Question écrite
En attente de réponse
médecine
Pénurie de dermatologues et accès aux soins des Français
Posée le 16/06/2026 • Ministère interrogé : Ministère de la santé, des familles, de l’autonomie et des personnes handicapées
Boris Tavernier ECOS
Député — Rhône (2)
La question
M. Boris Tavernier attire l'attention de Mme la ministre de la santé, des familles, de l'autonomie et des personnes handicapées sur la dégradation continue de l'accès aux soins en dermatologie sur l'ensemble du territoire national.
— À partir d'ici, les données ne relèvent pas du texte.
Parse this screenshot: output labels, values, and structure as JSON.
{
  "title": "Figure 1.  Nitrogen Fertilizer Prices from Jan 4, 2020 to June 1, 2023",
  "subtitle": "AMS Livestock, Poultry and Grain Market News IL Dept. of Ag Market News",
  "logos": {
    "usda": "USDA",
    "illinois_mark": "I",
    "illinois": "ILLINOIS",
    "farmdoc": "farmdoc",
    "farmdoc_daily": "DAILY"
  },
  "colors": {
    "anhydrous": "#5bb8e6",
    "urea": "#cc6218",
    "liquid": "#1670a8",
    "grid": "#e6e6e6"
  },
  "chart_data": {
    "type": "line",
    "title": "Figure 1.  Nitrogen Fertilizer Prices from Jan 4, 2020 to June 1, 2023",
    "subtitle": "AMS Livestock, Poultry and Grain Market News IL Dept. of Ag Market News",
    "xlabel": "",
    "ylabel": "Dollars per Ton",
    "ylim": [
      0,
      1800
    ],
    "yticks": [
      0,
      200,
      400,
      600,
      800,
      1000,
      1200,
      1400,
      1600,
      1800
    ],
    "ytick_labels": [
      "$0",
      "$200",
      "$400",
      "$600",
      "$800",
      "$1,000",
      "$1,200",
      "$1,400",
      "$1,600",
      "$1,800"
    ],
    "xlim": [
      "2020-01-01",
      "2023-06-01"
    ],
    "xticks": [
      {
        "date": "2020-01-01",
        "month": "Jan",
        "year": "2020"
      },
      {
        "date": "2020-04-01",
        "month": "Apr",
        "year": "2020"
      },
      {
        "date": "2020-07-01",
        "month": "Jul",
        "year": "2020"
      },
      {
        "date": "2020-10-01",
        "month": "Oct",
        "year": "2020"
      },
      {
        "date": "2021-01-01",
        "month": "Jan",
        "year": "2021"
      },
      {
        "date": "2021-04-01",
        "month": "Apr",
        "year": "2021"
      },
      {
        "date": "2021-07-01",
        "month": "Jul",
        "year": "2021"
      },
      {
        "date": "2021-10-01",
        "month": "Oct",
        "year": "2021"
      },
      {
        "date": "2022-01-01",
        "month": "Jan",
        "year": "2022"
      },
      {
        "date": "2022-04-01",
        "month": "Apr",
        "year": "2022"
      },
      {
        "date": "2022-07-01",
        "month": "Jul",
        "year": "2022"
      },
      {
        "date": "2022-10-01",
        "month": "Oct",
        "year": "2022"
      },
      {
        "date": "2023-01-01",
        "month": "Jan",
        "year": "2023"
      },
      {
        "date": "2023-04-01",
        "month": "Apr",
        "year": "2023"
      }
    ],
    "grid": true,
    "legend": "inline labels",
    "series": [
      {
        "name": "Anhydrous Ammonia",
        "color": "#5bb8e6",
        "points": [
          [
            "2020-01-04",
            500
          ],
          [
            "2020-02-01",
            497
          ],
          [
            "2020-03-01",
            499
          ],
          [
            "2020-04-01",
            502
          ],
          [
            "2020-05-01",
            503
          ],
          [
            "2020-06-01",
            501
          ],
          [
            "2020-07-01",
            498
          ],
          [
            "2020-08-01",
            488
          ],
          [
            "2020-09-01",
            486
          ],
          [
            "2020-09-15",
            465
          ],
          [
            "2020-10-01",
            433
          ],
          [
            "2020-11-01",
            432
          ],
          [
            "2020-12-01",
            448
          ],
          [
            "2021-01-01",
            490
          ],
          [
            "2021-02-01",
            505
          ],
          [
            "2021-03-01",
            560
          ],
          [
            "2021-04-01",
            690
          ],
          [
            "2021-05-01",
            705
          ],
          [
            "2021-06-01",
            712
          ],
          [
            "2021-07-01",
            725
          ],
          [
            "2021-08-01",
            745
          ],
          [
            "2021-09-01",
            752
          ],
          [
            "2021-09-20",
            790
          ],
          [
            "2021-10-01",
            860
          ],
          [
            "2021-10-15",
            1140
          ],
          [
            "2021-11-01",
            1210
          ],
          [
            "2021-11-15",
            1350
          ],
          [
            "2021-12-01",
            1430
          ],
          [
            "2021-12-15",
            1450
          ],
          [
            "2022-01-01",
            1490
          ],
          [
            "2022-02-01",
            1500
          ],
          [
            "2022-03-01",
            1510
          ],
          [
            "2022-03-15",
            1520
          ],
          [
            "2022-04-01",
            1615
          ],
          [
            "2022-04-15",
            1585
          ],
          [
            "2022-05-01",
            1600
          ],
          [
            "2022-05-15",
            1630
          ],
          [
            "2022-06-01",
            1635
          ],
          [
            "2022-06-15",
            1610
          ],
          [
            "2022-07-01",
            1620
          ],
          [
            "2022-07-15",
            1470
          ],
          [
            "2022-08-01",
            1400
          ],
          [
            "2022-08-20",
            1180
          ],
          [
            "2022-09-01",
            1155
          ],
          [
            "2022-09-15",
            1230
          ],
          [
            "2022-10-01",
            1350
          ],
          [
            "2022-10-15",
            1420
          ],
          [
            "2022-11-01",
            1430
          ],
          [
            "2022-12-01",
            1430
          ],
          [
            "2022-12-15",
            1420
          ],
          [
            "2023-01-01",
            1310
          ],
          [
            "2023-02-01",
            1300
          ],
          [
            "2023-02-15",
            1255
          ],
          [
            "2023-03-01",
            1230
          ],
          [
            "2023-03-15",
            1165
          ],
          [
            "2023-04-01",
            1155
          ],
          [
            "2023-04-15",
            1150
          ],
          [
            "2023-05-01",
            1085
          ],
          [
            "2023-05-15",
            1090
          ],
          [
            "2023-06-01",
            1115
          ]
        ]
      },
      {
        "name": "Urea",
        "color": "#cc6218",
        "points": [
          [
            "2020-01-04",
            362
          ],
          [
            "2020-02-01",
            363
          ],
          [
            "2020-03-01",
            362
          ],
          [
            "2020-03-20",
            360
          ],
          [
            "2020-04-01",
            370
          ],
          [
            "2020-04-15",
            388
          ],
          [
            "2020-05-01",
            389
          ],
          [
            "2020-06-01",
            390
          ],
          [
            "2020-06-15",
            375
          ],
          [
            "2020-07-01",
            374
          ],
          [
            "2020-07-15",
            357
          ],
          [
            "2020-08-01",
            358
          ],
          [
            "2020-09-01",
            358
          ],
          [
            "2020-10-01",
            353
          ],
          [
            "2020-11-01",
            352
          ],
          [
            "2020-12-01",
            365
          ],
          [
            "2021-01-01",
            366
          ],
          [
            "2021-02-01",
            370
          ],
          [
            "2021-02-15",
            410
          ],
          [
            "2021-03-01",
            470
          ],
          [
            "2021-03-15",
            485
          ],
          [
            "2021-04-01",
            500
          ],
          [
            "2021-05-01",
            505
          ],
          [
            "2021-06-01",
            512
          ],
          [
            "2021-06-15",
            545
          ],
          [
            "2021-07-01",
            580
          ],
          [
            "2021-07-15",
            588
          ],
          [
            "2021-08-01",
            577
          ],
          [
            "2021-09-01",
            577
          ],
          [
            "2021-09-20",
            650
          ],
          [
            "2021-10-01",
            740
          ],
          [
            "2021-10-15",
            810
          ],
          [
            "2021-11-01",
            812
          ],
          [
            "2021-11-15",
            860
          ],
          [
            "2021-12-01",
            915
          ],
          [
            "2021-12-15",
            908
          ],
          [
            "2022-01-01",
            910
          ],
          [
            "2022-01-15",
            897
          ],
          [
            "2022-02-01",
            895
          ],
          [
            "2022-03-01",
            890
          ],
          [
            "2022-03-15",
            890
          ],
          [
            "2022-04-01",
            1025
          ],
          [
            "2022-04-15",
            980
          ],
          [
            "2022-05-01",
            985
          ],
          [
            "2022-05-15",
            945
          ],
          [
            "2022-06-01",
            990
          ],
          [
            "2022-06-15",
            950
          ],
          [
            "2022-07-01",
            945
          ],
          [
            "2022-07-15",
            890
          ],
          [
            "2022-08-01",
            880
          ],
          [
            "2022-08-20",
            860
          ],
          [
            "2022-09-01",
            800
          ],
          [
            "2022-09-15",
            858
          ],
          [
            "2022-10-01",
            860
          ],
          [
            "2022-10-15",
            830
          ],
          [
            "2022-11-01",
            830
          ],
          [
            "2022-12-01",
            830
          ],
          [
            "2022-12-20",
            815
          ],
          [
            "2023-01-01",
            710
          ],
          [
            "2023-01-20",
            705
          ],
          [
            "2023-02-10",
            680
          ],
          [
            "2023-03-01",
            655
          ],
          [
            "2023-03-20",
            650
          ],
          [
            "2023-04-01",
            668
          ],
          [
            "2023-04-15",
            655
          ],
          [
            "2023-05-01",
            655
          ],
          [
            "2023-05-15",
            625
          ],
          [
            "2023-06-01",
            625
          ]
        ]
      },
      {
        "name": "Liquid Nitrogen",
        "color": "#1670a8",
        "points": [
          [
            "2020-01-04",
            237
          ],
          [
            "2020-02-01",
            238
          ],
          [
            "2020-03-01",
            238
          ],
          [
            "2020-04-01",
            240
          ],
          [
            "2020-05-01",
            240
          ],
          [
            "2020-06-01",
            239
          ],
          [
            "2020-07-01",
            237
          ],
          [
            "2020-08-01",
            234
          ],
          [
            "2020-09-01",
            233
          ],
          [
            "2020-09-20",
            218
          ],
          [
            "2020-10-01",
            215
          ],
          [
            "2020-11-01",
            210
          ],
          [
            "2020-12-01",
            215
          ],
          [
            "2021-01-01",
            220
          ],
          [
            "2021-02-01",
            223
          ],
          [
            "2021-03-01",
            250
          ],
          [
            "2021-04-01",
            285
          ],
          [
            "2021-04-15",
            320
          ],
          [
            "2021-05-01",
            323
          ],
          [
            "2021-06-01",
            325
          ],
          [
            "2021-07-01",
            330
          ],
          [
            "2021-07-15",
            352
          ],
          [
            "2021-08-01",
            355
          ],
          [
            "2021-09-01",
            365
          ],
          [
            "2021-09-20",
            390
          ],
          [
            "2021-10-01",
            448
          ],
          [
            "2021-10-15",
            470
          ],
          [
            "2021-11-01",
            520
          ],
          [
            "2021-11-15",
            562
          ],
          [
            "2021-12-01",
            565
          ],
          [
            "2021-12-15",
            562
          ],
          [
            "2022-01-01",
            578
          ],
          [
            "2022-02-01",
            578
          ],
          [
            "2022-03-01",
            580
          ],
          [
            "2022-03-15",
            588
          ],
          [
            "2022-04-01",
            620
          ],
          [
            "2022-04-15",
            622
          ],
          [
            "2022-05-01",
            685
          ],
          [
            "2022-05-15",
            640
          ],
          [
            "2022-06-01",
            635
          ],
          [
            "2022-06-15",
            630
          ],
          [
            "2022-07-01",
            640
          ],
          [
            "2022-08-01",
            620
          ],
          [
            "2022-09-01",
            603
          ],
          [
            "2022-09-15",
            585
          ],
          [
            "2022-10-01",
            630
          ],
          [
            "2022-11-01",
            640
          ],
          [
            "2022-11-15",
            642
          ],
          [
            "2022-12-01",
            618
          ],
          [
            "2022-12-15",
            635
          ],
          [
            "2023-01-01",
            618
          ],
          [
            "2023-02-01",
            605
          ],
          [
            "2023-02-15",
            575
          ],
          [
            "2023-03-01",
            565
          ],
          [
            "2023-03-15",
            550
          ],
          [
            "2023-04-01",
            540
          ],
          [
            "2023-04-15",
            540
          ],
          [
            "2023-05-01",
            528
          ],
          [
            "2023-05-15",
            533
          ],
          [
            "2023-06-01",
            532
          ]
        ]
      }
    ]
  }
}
Alors que les maladies de peau concernent un très grand nombre de patients, l'accès effectif à un dermatologue devient de plus en plus compliqué. Cette situation se traduit désormais par un renoncement massif aux soins : 46 % des Français déclarent avoir déjà renoncé à consulter un dermatologue, principalement en raison des délais d'obtention de rendez-vous, de l'insuffisante disponibilité des praticiens ou de leur éloignement géographique. Elle met en lumière une rupture croissante d'égalité devant l'accès aux soins spécialisés, avec des conséquences préoccupantes en matière de retards diagnostiques, de pertes de chance pour les patients et d'aggravation des inégalités territoriales. Cette raréfaction de l'offre pèse directement sur les patients, mais aussi sur les médecins généralistes, les structures hospitalières et les autres professionnels contraints de prendre en charge, dans l'urgence ou par défaut, des situations relevant d'un avis dermatologique spécialisé. Cette situation est d'autant plus alarmante que la profession va faire face à un départ massif à la retraite dans les prochaines années, insuffisamment compensé par les effectifs actuellement formés. Les projections disponibles font état d'une baisse de 28 % des dermatologues actifs à l'horizon 2030. Face à cette dégradation continue, il lui demande si le Gouvernement entend enfin reconnaître la dermatologie comme une spécialité en tension. Il lui demande en particulier s'il est prêt à augmenter d'urgence le nombre de postes d'internes en dermatologie, à hauteur de 150 postes sur cinq ans, afin d'anticiper les départs à la retraite, de sécuriser l'accès aux soins et de garantir aux patients une présence dermatologique effective sur l'ensemble du territoire.
⏳ Cette question n'a pas encore reçu de réponse du gouvernement.